Biaya Pilkada dan Partisipasi Publik

Oleh: A Eko Cahyono

Wartawan Harian Ekonomi NERACA

Pemilihan kepala daerah (Pilkada) yang berbiaya tinggi banyak terjadi di Indonesia, tak terkecuali di DKI Jakarta, yang menelan biaya sekitar Rp254 miliar. Putara pertama menyedot dana negara Rp199 miliar, dan putaran kedua sekitar Rp55 miliar. Sementara jumlah pemilih DKI Jakarta mencapai 6.996.951 orang.

Adapun komposisi penduduk DKI Jakarta sebagai berikut, Jawa 35,16%, Betawi 27,65%, Sunda 15,27%, Tionghoa 5,53%, Batak 3,61%, Minang 3,18%%, Melayu 1,62%, Lainnya 7,9%. Karena itu terpilihnya Jokowi-Ahok secara perhitungan quick count perlu diawasi program kerja mereka ke depan, jangan sampai mubazir hasil pilihan rakyat tersebut.

Tidak ada jarang terjadi "selingkuh" kepentingan antara kepala daerah dan pengusaha, yang merupakan dampak dari tingginya biaya politik dan inefisiensi birokrasi. Kepala daerah yang terpilih merupakan hasil dari biaya tinggi yang dikeluarkan selama pilkada.
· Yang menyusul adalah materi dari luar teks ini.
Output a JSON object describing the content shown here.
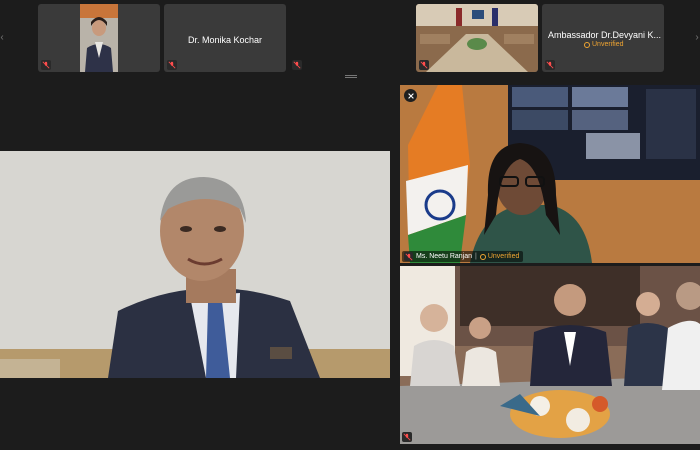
{
  "top_strip": {
    "tile2_name": "Dr. Monika Kochar",
    "tile4_name": "Ambassador Dr.Devyani K...",
    "tile4_status": "Unverified"
  },
  "right_top": {
    "name": "Ms. Neetu Ranjan",
    "status": "Unverified"
  },
  "colors": {
    "background": "#1c1c1c",
    "tile": "#3a3a3a",
    "unverified": "#f0a532"
  },
  "icons": {
    "muted": "mic-off-icon",
    "pinned": "pin-icon",
    "unverified": "unverified-icon",
    "scroll_left": "chevron-left-icon",
    "scroll_right": "chevron-right-icon"
  }
}
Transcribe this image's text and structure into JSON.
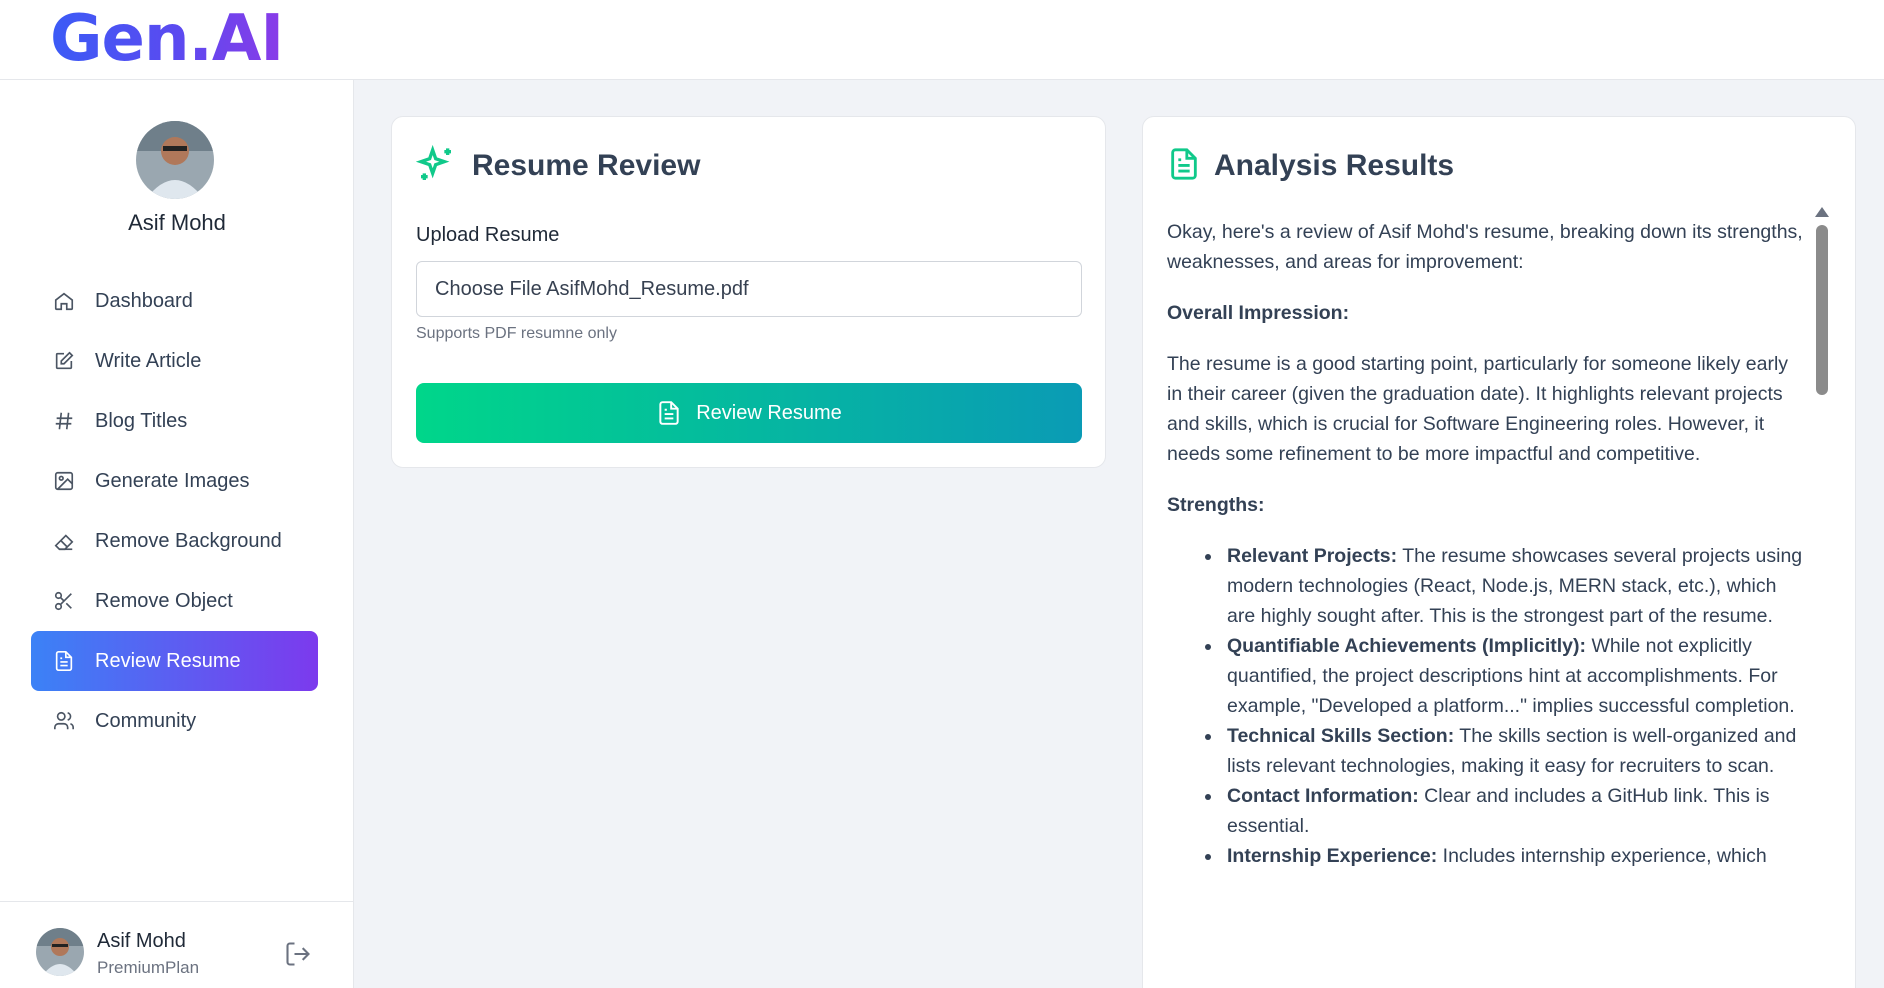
{
  "brand": {
    "logo": "Gen.AI"
  },
  "user": {
    "name": "Asif Mohd",
    "plan": "PremiumPlan"
  },
  "sidebar": {
    "items": [
      {
        "label": "Dashboard",
        "icon": "home-icon",
        "active": false
      },
      {
        "label": "Write Article",
        "icon": "edit-icon",
        "active": false
      },
      {
        "label": "Blog Titles",
        "icon": "hash-icon",
        "active": false
      },
      {
        "label": "Generate Images",
        "icon": "image-icon",
        "active": false
      },
      {
        "label": "Remove Background",
        "icon": "eraser-icon",
        "active": false
      },
      {
        "label": "Remove Object",
        "icon": "scissors-icon",
        "active": false
      },
      {
        "label": "Review Resume",
        "icon": "file-text-icon",
        "active": true
      },
      {
        "label": "Community",
        "icon": "users-icon",
        "active": false
      }
    ]
  },
  "review_card": {
    "title": "Resume Review",
    "upload_label": "Upload Resume",
    "file_input": "Choose File AsifMohd_Resume.pdf",
    "hint": "Supports PDF resumne only",
    "button_label": "Review Resume"
  },
  "results_card": {
    "title": "Analysis Results",
    "intro": "Okay, here's a review of Asif Mohd's resume, breaking down its strengths, weaknesses, and areas for improvement:",
    "overall_heading": "Overall Impression:",
    "overall_text": "The resume is a good starting point, particularly for someone likely early in their career (given the graduation date). It highlights relevant projects and skills, which is crucial for Software Engineering roles. However, it needs some refinement to be more impactful and competitive.",
    "strengths_heading": "Strengths:",
    "strengths": [
      {
        "bold": "Relevant Projects:",
        "text": " The resume showcases several projects using modern technologies (React, Node.js, MERN stack, etc.), which are highly sought after. This is the strongest part of the resume."
      },
      {
        "bold": "Quantifiable Achievements (Implicitly):",
        "text": " While not explicitly quantified, the project descriptions hint at accomplishments. For example, \"Developed a platform...\" implies successful completion."
      },
      {
        "bold": "Technical Skills Section:",
        "text": " The skills section is well-organized and lists relevant technologies, making it easy for recruiters to scan."
      },
      {
        "bold": "Contact Information:",
        "text": " Clear and includes a GitHub link. This is essential."
      },
      {
        "bold": "Internship Experience:",
        "text": " Includes internship experience, which"
      }
    ]
  },
  "colors": {
    "active_start": "#3b82f6",
    "active_end": "#7c3aed",
    "button_start": "#00d68a",
    "button_end": "#0a9bb5"
  }
}
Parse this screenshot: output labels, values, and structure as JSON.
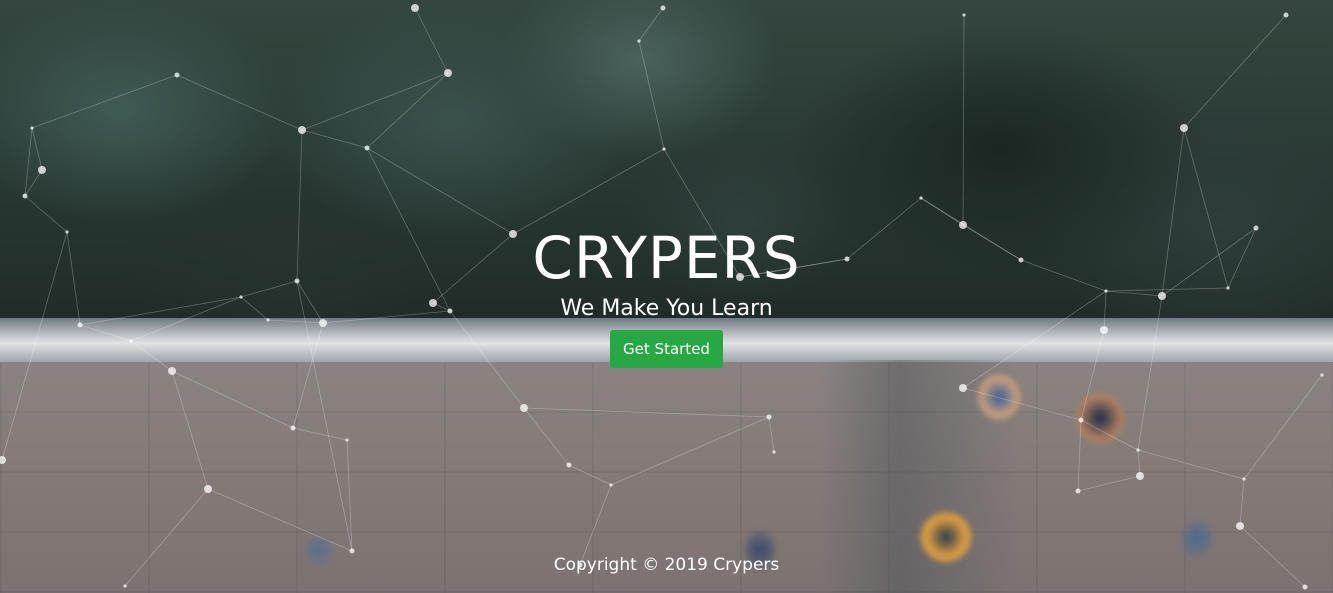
{
  "hero": {
    "title": "CRYPERS",
    "subtitle": "We Make You Learn",
    "cta_label": "Get Started"
  },
  "footer": {
    "copyright": "Copyright © 2019 Crypers"
  },
  "colors": {
    "cta_background": "#28a745",
    "text": "#ffffff"
  }
}
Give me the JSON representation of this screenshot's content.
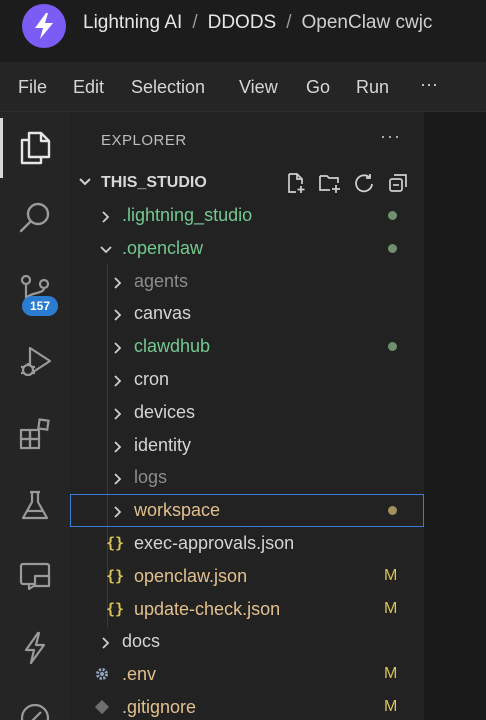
{
  "titlebar": {
    "breadcrumb": [
      "Lightning AI",
      "DDODS",
      "OpenClaw cwjc"
    ]
  },
  "menubar": {
    "items": [
      "File",
      "Edit",
      "Selection",
      "View",
      "Go",
      "Run"
    ],
    "more": "···"
  },
  "activitybar": {
    "icons": [
      "explorer-icon",
      "search-icon",
      "source-control-icon",
      "run-debug-icon",
      "extensions-icon",
      "testing-icon",
      "remote-explorer-icon",
      "lightning-icon",
      "accounts-icon"
    ],
    "source_control_badge": "157"
  },
  "explorer": {
    "title": "EXPLORER",
    "more": "···",
    "section_label": "THIS_STUDIO",
    "colors": {
      "untracked": "#73c991",
      "modified": "#e2c08d",
      "ignored": "#8c8c8c",
      "normal": "#d4d4d4",
      "selection_border": "#3a7bd5"
    },
    "tree": [
      {
        "name": ".lightning_studio",
        "kind": "folder",
        "depth": 1,
        "expanded": false,
        "color": "#73c991",
        "dot": "#6f8f6f"
      },
      {
        "name": ".openclaw",
        "kind": "folder",
        "depth": 1,
        "expanded": true,
        "color": "#73c991",
        "dot": "#6f8f6f"
      },
      {
        "name": "agents",
        "kind": "folder",
        "depth": 2,
        "expanded": false,
        "color": "#8c8c8c"
      },
      {
        "name": "canvas",
        "kind": "folder",
        "depth": 2,
        "expanded": false,
        "color": "#d4d4d4"
      },
      {
        "name": "clawdhub",
        "kind": "folder",
        "depth": 2,
        "expanded": false,
        "color": "#73c991",
        "dot": "#6f8f6f"
      },
      {
        "name": "cron",
        "kind": "folder",
        "depth": 2,
        "expanded": false,
        "color": "#d4d4d4"
      },
      {
        "name": "devices",
        "kind": "folder",
        "depth": 2,
        "expanded": false,
        "color": "#d4d4d4"
      },
      {
        "name": "identity",
        "kind": "folder",
        "depth": 2,
        "expanded": false,
        "color": "#d4d4d4"
      },
      {
        "name": "logs",
        "kind": "folder",
        "depth": 2,
        "expanded": false,
        "color": "#8c8c8c"
      },
      {
        "name": "workspace",
        "kind": "folder",
        "depth": 2,
        "expanded": false,
        "color": "#e2c08d",
        "dot": "#a38f5f",
        "selected": true
      },
      {
        "name": "exec-approvals.json",
        "kind": "json",
        "depth": 2,
        "color": "#d4d4d4"
      },
      {
        "name": "openclaw.json",
        "kind": "json",
        "depth": 2,
        "color": "#e2c08d",
        "status": "M"
      },
      {
        "name": "update-check.json",
        "kind": "json",
        "depth": 2,
        "color": "#e2c08d",
        "status": "M"
      },
      {
        "name": "docs",
        "kind": "folder",
        "depth": 1,
        "expanded": false,
        "color": "#d4d4d4"
      },
      {
        "name": ".env",
        "kind": "gear",
        "depth": 1,
        "color": "#e2c08d",
        "status": "M"
      },
      {
        "name": ".gitignore",
        "kind": "git",
        "depth": 1,
        "color": "#e2c08d",
        "status": "M"
      }
    ]
  }
}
Memang harus diakui demokrasi memerlukan biaya tinggi, walau hasilnya belum tentu memuaskan.

Yang jelas elit politik harus memberi apresiasi dan mengucapkan terima kasih kepada masyarakat Jakarta yang telah ikut memilih dan datang ke TPS. Warga Jakarta kini sudah cerdas dan berfikir rasional. Jadi perlu diingat, kemenangan Jokowi-Ahok adalah kemenangan mutlak rakyat Jakarta, bukan kemenangan partai.

Oleh karena itu pasangan Jokowi-Ahok diminta memiliki komitmen tinggi untuk membangun Jakarta menjadi lebih baik dan lebih banyak bekerja, untuk membangun Jakarta ketimbang banyak berwacana dan bicara.

Hasil hitung cepat yang dilakukan sejumlah lembaga survei dan media menyimpulkan pasangan Jokowi-Ahok memperoleh suara sekitar 54% serta pasangan Fauzi Bowo-Nachrowi Ramli mendapat suara sekitar 46%. Tidak jauh berbeda dengan hasil putaran pertama waktu lalu.

Intinya, baik yang kalah maupun yang menang harus berani menyampaikan rasa terima kasih kepada seluruh masyarakat DKI atas dukungan yang telah diberikan dalam Pilkada kemarin. Karena mereka sudah mampu menciptakan suasana yang tertib, lancar, jujur, adil dan tanpa masalah apa pun. Siapa pun yang menjadi pemenang Pilkada DKI kali ini tidak berdampak negatif di masyarakat Jakarta.

Apalagi semua ingin bergerak bersama-sama, bersatu dalam kebersamaan. Pun begitu Jokowi tetap tak boleh arogan dan harus tetap rendah hati dan sopan. Para pendukung juga tidak boleh melakukan konvoi.

Seluruh aparat keamanan juga telah bekerja dengan baik dan maksimal. Karena situasi dan kondisi Kamtibmas pencoblosan pemilihan Cagub dan Cawagub (Pilgub) DKI Jakarta putaran kedua, relatif aman dan terkendali. Memang publik masih menantikan pengumuman resmi dari KPUD DKI.

Wajar juga diberikan apresiasi kepada Kapolda Metro Jaya dan jajarannya, yang sudah bekerja bersama warga Jakarta yang mengikuti pencoblosan Pilgub putaran kedua tanpa kejadian yang berarti. Apalagi hingga saat ini belum ada laporan dari TPS-TPS yang menyangkut soal gangguan keamanan yang membuat situasi Kamtibmas terganggu.

Jumlah aparat kepolisian yang diterjunkan saat Pilgub kemarin mencapai 16.608 personil guna mengamankan Jakarta, dan menjaga sejumlah TPS dan obyek vital yang bertujuan agar Jakarta tetap aman dan terkendali. Petugas juga cekatan dalam mengamankan kotak suara dari tingkat kecamatan hingga tingkat provinsi. Selamat terpilihnya Jokowi-Ahok sebagai Gubernur/Wagub DKI yang baru!